We agree that class sensitivities should be interpreted with caution with an imbalanced dataset where some classes have a very low number of samples present. We now include macro-F1 in Table 3 and provide the F1 scores in Table S4.

3. Statistical rigor

• The manuscript reports high kappa and accuracy but does not provide sufficient validation to prove generalizability. Did you run independent external validation (e.g., on isolates from a different region or time period)?

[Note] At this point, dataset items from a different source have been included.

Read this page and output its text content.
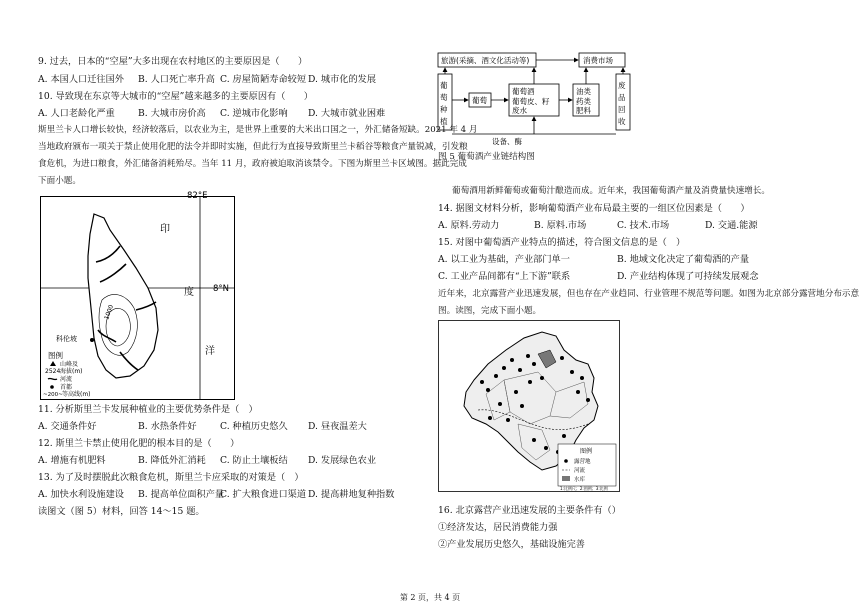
9. 过去，日本的“空屋”大多出现在农村地区的主要原因是（　　）
A. 本国人口迁往国外 B. 人口死亡率升高 C. 房屋简陋寿命较短 D. 城市化的发展
10. 导致现在东京等大城市的“空屋”越来越多的主要原因有（　　）
A. 人口老龄化严重	B. 大城市房价高 C. 逆城市化影响 D. 大城市就业困难
斯里兰卡人口增长较快，经济较落后，以农业为主，是世界上重要的大米出口国之一，外汇储备短缺。2021 年 4 月
当地政府颁布一项关于禁止使用化肥的法令并即时实施，但此行为直接导致斯里兰卡稻谷等粮食产量锐减，引发粮
食危机，为进口粮食，外汇储备消耗殆尽。当年 11 月，政府被迫取消该禁令。下图为斯里兰卡区域图。据此完成
下面小题。
82°E
8°N
印
度
洋
1000
科伦坡
图例
山峰及
海拔(m)
2524
河流
首都
~200~ 等高线(m)
11. 分析斯里兰卡发展种植业的主要优势条件是（　）
A. 交通条件好	B. 水热条件好	C. 种植历史悠久 D. 昼夜温差大
12. 斯里兰卡禁止使用化肥的根本目的是（　　）
A. 增施有机肥料	B. 降低外汇消耗 C. 防止土壤板结 D. 发展绿色农业
13. 为了及时摆脱此次粮食危机，斯里兰卡应采取的对策是（　）
A. 加快水利设施建设 B. 提高单位面积产量
C. 扩大粮食进口渠道 D. 提高耕地复种指数
读图文（图 5）材料，回答 14～15 题。
旅游(采摘、酒文化活动等)	消费市场
葡
萄
种
植
葡萄
葡萄酒
葡萄皮、籽
废水
油类
药类
肥料
废
品
回
收
设备、酶
图 5 葡萄酒产业链结构图
葡萄酒用新鲜葡萄或葡萄汁酿造而成。近年来，我国葡萄酒产量及消费量快速增长。
14. 据图文材料分析，影响葡萄酒产业布局最主要的一组区位因素是（　　）
A. 原料.劳动力	B. 原料.市场	C. 技术.市场	D. 交通.能源
15. 对图中葡萄酒产业特点的描述，符合图文信息的是（　）
A. 以工业为基础，产业部门单一	B. 地域文化决定了葡萄酒的产量
C. 工业产品间都有“上下游”联系	D. 产业结构体现了可持续发展观念
近年来，北京露营产业迅速发展，但也存在产业趋同、行业管理不规范等问题。如图为北京部分露营地分布示意
图。读图，完成下面小题。
图例
露营地
河流
水库
1:比例尺；2:图例；3:比例
16. 北京露营产业迅速发展的主要条件有（）
①经济发达，居民消费能力强
②产业发展历史悠久，基础设施完善
第 2 页，共 4 页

Strong overall accuracy and kappa on the test set itself should be indicative of the generalizability of the models as the test set is unseen data, although the previously discussed issue with data leakage may lead to some questions regarding whether the performance metrics of high accuracy and kappa are overly optimistic.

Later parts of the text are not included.